UBC Theses and Dissertations
Investigation of the effect of genetic polymorphism on the selection of antigenic peptides in major histocompatibility complexes Kuan, Chia-Wei
Major histocompatibility complexes (MHCs) play a prominent role in the human adaptive immune system by presenting peptides derived from both host and foreign sources on the cell surface to T cells and eliciting appropriate immune responses during pathogenic invasions. MHC genes are highly polymorphic and the effect of polymorphism on the phenotype, known as an individual’s immunopeptidome, is still unclear. In this thesis, two independent but complementary methods of research were conducted to better understand the interaction between MHC alleles and the identities of peptides presented. First, the antigen presentation machinery was reconstructed in vitro for class II MHCs.

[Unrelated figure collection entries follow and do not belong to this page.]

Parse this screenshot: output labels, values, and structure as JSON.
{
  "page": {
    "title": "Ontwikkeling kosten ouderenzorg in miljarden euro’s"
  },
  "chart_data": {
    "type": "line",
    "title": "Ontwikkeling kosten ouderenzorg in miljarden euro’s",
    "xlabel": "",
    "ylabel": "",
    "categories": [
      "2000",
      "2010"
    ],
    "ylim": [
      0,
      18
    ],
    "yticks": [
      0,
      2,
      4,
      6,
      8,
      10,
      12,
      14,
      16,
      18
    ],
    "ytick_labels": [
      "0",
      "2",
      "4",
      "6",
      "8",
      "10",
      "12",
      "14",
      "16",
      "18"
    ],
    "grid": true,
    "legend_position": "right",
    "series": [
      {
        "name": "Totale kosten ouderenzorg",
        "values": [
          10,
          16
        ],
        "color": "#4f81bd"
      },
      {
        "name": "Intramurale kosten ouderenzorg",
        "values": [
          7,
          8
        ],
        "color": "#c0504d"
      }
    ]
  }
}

This was accomplished by cloning and expressing HLA-DM and HLA-DR in insect cells and purifying the proteins via affinity and size exclusion chromatography. While DM was successfully purified, DR was not. However, once established the in vitro system will offer a novel way to deduce the preferred binding residues for any MHC allele or combinations of alleles, information traditional immunoprecipitation experiments cannot obtain. Next, in an effort to achieve higher confident assignments of class II MHC binding residues, a cell surface acid elution protocol was developed and performed on consanguineous B cell lines. Extracted peptides were identified using liquid chromatography tandem mass spectrometry. To verify that most surface peptides originated from MHCs, lentiviral shRNA was used to knock down HLA-A prior to acid elution, and the identities of peptides were compared to those obtained from the same cell line transduced with a non-targeting shRNA sequence. Results followed anticipated trends and validated the technique as a means to extract MHC peptides. Furthermore, the nature of consanguineous data sets allows for intra-experimental comparisons to decipher allele-specific peptides. Ultimately, these experiments present new ways to study the immunopeptidome and possess the potential to be applied to the vaccine development research field in the future.